Accrediting experts is only one ingredient: and raising the small-claims limit would be to add the icing before it’s cooked.

John Hyde was right to question the impact of medical experts being quality controlled (Whiplash panels won’t change a thing). I agree, as in isolation the impact will likely be modest in the short term. But, as Mary Berry will testify, to avoid a soggy bottom your cake must have the right balance of ingredients brought together in the right way at the right time. The accreditation of experts is just one ingredient in the mix alongside banning referral fees, reducing fast-track costs and the legal aid reforms. 

Increasing the small-claims limit at the same time, which John Hyde seems to favour, would be like icing your cake before it has had the chance to cook. Let’s get the current reforms in place and understand their impact (if any) before increasing the small-claims limit.

Achieving a more balanced personal injury market is not just government’s responsibility. The SRA, Association of Personal Injury Lawyers, Motor Accident Solicitors Society and the Association of British Insurers must all take some responsibility for curbing bad behaviour. For example, commission fees have apparently been banned but we are seeing ingenious schemes constructed where more entrepreneurial firms tip-toe through the LASPO small print to maintain their so-called ‘whip-cash machine’. This simply maintains the crash-equals-cash culture. If accreditation of experts contributes to increasing professionalism in the market then it will be helpful to the wider objective.

The introduction of lower fees for claimant solicitors has removed many firms from the whiplash market and stimulated the introduction of damages-based payments. Putting aside the access to justice rights and wrongs of CFAs and DBAs, surely it’s no bad thing that consumers should have an interest in the costs being incurred on their behalf and make informed judgments about where they turn for advice. “Free” legal services are not good for the profession.
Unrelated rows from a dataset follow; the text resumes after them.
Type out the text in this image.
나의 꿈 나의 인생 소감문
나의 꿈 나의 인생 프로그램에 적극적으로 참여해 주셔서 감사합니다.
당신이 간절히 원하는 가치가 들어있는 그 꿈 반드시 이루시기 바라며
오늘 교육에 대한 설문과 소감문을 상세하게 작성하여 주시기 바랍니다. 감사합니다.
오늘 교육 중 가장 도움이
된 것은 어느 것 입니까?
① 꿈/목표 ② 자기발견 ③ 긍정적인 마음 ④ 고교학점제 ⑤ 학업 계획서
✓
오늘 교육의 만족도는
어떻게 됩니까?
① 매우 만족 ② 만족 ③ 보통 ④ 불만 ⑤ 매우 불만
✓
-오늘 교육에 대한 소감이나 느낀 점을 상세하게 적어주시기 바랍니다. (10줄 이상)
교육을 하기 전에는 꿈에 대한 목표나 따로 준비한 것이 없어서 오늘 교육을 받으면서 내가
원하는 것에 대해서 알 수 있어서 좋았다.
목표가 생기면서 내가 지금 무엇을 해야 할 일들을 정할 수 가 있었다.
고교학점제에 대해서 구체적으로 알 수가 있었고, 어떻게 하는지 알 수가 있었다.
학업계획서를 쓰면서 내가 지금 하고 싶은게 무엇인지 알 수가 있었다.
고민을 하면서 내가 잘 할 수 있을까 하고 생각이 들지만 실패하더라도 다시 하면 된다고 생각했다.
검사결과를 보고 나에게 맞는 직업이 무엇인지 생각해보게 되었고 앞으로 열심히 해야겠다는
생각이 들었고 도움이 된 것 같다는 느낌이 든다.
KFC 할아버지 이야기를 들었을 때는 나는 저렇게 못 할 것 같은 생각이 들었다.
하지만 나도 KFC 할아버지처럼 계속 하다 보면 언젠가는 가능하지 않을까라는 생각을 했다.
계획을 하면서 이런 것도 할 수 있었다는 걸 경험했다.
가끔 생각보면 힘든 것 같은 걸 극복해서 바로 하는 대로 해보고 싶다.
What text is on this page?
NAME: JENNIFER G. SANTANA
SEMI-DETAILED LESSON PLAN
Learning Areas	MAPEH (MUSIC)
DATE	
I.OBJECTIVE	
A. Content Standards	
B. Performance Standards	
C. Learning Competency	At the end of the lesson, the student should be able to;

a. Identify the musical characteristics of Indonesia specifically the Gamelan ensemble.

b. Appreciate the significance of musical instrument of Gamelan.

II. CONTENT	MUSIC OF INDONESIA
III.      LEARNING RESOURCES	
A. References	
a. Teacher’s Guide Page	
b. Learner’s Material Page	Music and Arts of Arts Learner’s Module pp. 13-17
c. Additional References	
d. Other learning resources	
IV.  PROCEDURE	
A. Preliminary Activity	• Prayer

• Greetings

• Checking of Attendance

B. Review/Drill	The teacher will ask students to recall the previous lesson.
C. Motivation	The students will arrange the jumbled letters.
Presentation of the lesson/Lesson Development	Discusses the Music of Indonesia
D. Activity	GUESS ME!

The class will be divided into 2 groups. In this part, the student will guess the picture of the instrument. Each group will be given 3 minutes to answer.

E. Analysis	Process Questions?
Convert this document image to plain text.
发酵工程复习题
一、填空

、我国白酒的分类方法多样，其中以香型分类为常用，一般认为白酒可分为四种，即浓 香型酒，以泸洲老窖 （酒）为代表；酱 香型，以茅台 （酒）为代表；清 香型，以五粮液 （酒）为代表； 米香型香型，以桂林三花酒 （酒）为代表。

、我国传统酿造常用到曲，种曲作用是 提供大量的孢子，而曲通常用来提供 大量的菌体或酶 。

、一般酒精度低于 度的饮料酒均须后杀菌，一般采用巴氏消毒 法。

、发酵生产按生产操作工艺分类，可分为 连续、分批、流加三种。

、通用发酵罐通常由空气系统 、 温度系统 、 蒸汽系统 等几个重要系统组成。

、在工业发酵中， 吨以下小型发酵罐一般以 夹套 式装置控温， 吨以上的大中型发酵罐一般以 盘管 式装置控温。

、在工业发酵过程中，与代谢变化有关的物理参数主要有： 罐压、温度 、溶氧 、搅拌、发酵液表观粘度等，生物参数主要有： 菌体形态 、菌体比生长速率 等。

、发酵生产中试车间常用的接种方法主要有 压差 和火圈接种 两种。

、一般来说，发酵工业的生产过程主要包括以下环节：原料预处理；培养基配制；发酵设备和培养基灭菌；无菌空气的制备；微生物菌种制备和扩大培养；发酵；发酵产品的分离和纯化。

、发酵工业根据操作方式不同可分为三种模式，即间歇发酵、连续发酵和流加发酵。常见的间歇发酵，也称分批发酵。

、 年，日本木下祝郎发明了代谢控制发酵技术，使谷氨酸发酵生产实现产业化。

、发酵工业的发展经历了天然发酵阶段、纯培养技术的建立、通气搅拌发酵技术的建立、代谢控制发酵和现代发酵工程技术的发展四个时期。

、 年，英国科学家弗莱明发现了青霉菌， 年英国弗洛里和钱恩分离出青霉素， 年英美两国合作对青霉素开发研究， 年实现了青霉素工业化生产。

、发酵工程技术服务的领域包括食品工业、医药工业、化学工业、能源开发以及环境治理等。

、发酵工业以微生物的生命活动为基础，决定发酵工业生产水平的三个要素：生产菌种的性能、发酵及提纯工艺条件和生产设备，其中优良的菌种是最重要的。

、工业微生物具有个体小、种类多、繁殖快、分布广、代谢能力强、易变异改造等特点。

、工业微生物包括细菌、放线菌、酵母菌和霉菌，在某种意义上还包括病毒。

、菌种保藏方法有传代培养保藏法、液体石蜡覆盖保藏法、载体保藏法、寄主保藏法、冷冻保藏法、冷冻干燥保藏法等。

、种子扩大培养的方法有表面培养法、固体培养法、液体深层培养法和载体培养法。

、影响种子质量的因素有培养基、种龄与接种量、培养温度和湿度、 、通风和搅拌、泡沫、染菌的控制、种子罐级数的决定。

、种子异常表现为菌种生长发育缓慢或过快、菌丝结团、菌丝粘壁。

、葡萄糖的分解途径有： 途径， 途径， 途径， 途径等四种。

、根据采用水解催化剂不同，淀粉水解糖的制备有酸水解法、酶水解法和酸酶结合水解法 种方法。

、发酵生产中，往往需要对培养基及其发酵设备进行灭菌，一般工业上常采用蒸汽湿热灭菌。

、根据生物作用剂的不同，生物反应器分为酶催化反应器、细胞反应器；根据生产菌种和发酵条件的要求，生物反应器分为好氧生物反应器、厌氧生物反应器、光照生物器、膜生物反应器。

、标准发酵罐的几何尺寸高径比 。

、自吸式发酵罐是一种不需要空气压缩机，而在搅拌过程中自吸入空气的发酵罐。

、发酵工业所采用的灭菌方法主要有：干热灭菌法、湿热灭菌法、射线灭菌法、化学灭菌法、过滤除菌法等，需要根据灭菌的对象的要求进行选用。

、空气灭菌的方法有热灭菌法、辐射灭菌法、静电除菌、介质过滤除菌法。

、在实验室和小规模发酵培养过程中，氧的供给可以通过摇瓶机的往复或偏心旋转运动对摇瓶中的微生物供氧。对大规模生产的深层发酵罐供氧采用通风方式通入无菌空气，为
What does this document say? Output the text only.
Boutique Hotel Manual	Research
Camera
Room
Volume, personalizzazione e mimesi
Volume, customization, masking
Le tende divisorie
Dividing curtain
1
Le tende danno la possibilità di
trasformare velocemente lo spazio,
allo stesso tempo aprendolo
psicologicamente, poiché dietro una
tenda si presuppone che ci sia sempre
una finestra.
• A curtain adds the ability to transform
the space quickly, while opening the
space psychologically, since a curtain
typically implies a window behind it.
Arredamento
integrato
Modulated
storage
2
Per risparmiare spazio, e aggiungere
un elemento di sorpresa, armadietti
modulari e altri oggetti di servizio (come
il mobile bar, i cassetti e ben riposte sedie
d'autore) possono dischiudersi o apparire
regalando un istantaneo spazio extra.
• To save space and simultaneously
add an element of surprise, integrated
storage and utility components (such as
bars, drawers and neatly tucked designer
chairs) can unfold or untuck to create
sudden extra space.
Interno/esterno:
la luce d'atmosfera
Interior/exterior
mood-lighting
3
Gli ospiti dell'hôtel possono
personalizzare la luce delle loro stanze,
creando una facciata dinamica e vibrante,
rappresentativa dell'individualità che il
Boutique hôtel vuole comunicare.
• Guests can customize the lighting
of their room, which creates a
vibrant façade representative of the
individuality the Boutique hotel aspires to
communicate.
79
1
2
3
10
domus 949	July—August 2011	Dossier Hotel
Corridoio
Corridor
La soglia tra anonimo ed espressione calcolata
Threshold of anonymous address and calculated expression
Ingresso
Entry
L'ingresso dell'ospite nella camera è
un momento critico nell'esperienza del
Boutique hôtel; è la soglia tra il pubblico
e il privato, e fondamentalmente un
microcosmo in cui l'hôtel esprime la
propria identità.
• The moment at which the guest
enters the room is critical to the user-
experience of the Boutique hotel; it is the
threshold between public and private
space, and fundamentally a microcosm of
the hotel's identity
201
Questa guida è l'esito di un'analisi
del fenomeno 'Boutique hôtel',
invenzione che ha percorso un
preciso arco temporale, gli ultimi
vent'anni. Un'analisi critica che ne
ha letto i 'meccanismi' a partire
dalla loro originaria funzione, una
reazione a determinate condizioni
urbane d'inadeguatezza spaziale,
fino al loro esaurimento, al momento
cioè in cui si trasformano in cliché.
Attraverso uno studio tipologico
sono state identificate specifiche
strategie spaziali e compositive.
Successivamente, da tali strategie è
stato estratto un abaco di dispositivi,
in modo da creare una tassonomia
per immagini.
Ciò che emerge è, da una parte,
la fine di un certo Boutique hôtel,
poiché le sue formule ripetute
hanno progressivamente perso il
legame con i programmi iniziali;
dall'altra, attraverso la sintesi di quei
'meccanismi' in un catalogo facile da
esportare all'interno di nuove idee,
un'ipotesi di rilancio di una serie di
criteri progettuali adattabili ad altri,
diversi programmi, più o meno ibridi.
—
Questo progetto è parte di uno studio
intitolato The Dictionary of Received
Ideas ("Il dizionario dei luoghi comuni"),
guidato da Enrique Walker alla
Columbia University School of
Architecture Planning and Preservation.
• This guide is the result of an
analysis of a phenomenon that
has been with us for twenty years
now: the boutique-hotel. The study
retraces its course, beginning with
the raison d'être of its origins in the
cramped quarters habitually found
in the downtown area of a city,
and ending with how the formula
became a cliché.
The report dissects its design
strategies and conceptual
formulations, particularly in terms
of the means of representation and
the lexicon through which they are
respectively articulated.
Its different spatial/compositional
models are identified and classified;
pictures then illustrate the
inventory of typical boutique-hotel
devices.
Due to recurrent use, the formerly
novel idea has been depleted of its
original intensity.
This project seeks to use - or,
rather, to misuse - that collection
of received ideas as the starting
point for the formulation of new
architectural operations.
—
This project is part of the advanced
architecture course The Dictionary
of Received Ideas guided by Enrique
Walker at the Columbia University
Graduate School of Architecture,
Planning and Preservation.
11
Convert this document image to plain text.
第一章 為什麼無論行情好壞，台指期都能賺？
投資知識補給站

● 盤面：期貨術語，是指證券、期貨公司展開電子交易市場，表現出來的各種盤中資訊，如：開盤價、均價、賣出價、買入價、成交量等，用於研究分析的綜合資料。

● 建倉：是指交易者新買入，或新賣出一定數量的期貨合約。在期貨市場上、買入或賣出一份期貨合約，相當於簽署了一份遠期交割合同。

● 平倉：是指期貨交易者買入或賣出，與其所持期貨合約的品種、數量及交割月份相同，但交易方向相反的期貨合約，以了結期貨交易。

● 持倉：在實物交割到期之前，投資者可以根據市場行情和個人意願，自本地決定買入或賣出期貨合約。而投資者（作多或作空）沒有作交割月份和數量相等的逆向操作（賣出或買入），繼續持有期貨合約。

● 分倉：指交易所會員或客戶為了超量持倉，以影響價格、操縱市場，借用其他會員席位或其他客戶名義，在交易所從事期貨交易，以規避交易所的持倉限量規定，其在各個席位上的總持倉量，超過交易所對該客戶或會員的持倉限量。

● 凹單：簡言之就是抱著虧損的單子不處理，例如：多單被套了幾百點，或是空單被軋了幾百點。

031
John Hyde questioned the costs and funding of accreditation. The cost of accreditation should be modest and of little consequence to the market. A far larger cost, and of greater impact, will be the cost of the assessment itself. Not so long ago, whiplash injuries were assessed by jointly approved consultant orthopaedic surgeons. In the drive to save money and time, they were dropped in favour of general practitioners (GPs), whose reports have become of questionable value (to both sides). The introduction of pricing agreements has driven process efficiency at the expense of quality. To improve quality of the assessment GPs will need more time, not just more training, and that will really cost. Bring in a ban on pre-med offers as well and we will increase both the volume and the cost of medical reports – now that starts to sound very expensive or lucrative depending upon where you sit.

It is unfair to criticise GPs. They are simply servants of a broken process working within a system they have not designed. We do not need more skilled doctors, in fact we may not need doctors at all. 

Following the trickle-down logic, why not introduce physiotherapists to replace GPs for assessing simple injuries? This reduces costs and, arguably, will improve quality immediately (given that physiotherapists are already skilled in diagnosing and treating whiplash.) Unlike GPs, they routinely physically assess soft tissue injuries, range of motion, impairment and levels of pain, a totally different level of detail when compared to a 10-minute self-report of symptoms with a GP. 

The root cause of the compensation culture and whiplash as the “fraud of choice”, is a system that rewards injury victims with cash, not care. As long as minor whiplash injuries are primarily compensated with cash payments they will remain subject to opportunistic claims and disputed medical evidence. To tackle the problem we need to replace cash compensation with a care-based model.   

For minor injuries the victim should have free access to whiplash treatment for the first six weeks post-accident along with recovery of out-of-pocket expenses. Only if the injury fails to respond to treatment or the injury requires more than a pre-defined cost of care, should we start to entertain financial compensation. This single step would remove fraud and the wider belief that whiplash equals £1,500, and the no-questions-asked trend.